As críticas mais ferozes ao livro vieram da rede Globo e da revista Veja. Interessante é que ambas estão ligadas a editoras que têm interesses econômicos claros no recolhimento do material escolhido democraticamente. Os incautos e ignorantes no assunto “engoliram mosca” como sempre fazem e não perceberam a “jogada”. Eu, quando publico meus textos bobos, morro de rir da ignorância e da estupidez dos meus poucos leitores. Muitos deles são uns cegos, tapados mesmo. Quase nunca entendem a ironia ou a mensagem implícita no que digo e quando postam comentários, o desastre é pior ainda. São raros os comentaristas dos sites eletrônicos de Porto Velho, por exemplo, que se expressam em Língua escrita culta, a única variante aceita para se escrever o Português. O professor e lingüista Carlos Faraco diz que o tom geral é de escândalo. “A polêmica, no entanto, não tem qualquer fundamento.
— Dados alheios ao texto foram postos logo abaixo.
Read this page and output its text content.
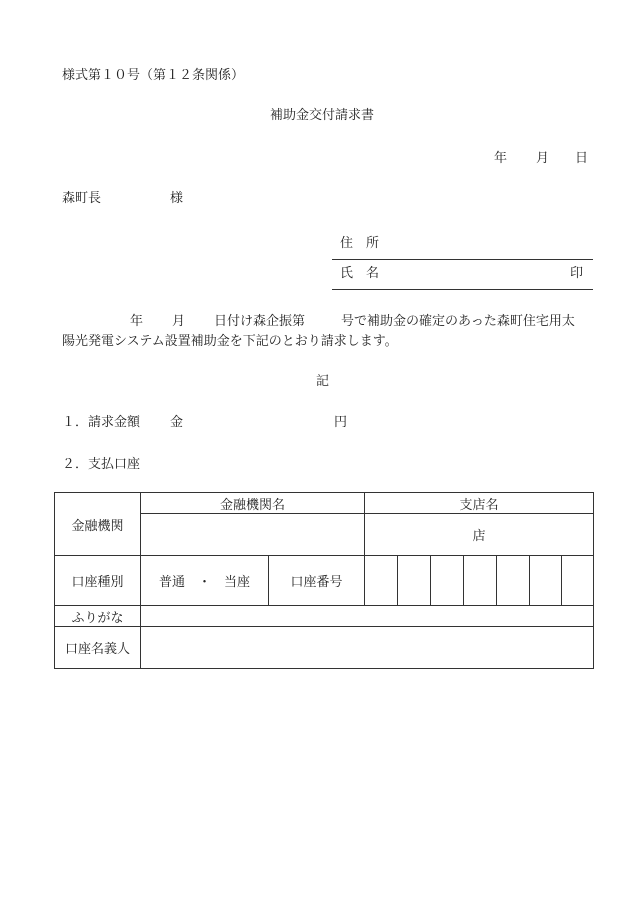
様式第１０号（第１２条関係）
補助金交付請求書
年 月 日
森町長	様
住　所
氏　名	印
年 月 日付け森企振第	号で補助金の確定のあった森町住宅用太
陽光発電システム設置補助金を下記のとおり請求します。
記
１．請求金額 金	円
２．支払口座
金融機関	金融機関名		支店名						
			店						
口座種別	普通　・　当座	口座番号							
ふりがな									
口座名義人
Quem a iniciou e quem a está sustentando pelo lado do escândalo, leu o que não está escrito, está atirando a esmo, atingindo alvos errados e revelando sua espantosa ignorância sobre a história e a realidade social e lingüística do Brasil”, ensina o ex-reitor da UFPR.
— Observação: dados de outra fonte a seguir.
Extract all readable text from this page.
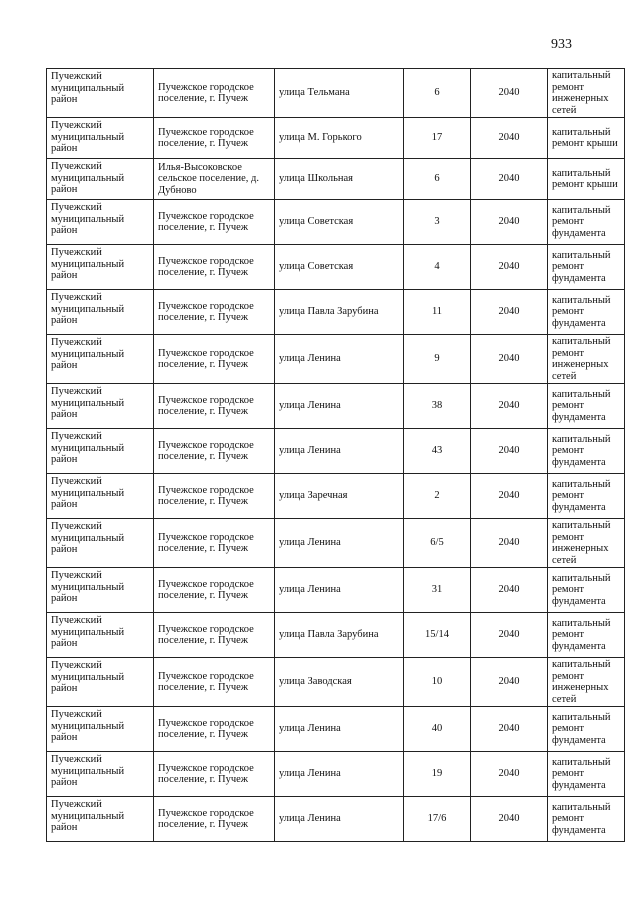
933
Пучежский муниципальный район	Пучежское городское поселение, г. Пучеж	улица Тельмана	6	2040	капитальный ремонт инженерных сетей
Пучежский муниципальный район	Пучежское городское поселение, г. Пучеж	улица М. Горького	17	2040	капитальный ремонт крыши
Пучежский муниципальный район	Илья-Высоковское сельское поселение, д. Дубново	улица Школьная	6	2040	капитальный ремонт крыши
Пучежский муниципальный район	Пучежское городское поселение, г. Пучеж	улица Советская	3	2040	капитальный ремонт фундамента
Пучежский муниципальный район	Пучежское городское поселение, г. Пучеж	улица Советская	4	2040	капитальный ремонт фундамента
Пучежский муниципальный район	Пучежское городское поселение, г. Пучеж	улица Павла Зарубина	11	2040	капитальный ремонт фундамента
Пучежский муниципальный район	Пучежское городское поселение, г. Пучеж	улица Ленина	9	2040	капитальный ремонт инженерных сетей
Пучежский муниципальный район	Пучежское городское поселение, г. Пучеж	улица Ленина	38	2040	капитальный ремонт фундамента
Пучежский муниципальный район	Пучежское городское поселение, г. Пучеж	улица Ленина	43	2040	капитальный ремонт фундамента
Пучежский муниципальный район	Пучежское городское поселение, г. Пучеж	улица Заречная	2	2040	капитальный ремонт фундамента
Пучежский муниципальный район	Пучежское городское поселение, г. Пучеж	улица Ленина	6/5	2040	капитальный ремонт инженерных сетей
Пучежский муниципальный район	Пучежское городское поселение, г. Пучеж	улица Ленина	31	2040	капитальный ремонт фундамента
Пучежский муниципальный район	Пучежское городское поселение, г. Пучеж	улица Павла Зарубина	15/14	2040	капитальный ремонт фундамента
Пучежский муниципальный район	Пучежское городское поселение, г. Пучеж	улица Заводская	10	2040	капитальный ремонт инженерных сетей
Пучежский муниципальный район	Пучежское городское поселение, г. Пучеж	улица Ленина	40	2040	капитальный ремонт фундамента
Пучежский муниципальный район	Пучежское городское поселение, г. Пучеж	улица Ленина	19	2040	капитальный ремонт фундамента
Пучежский муниципальный район	Пучежское городское поселение, г. Пучеж	улица Ленина	17/6	2040	капитальный ремонт фундамента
Por isso deve-se ter muito cuidado ao se trabalhar com a “última flor do Lácio”. A Língua Portuguesa na sua variante escrita não devia ser objeto de uso de qualquer amador. No Brasil, devido ao alto índice de burrice da nossa população e levando-se em consideração as diferenças fonéticas e regionais existentes, não conseguimos impor uma unidade à fala. O livro em questão apenas informa que existem estas diferenças e que os falantes não podem sofrer preconceito lingüístico ao se expressarem. “Leite quente dói o dente da gente” é uma expressão que admite várias maneiras de se falar, de se pronunciar e todas estão corretas. A grande maioria dos meus alunos, por exemplo, tem dificuldades para escrever um texto pequeno, mas todos conseguem se comunicar normalmente. Ao desprezarem a boa leitura, a boa música, os bons livros, muitos brasileiros “letrados” mergulham na inércia da ignorância e dão opiniões absurdas quando defendem o índex publicamente. Errada está, por exemplo, a medicina praticada em Porto Velho quando produz um João Paulo Segundo. Erradas estão a maioria das nossas escolas públicas, os viadutos inacabados, a sujeira nas ruas, a roubalheira na política, o Palocci, a inércia e a incompetência do Estado, a violência social, a Expovel, o flor do Maracujá. Parafraseando a escritora Lia Luft: “Deixem em paz a nossa língua”.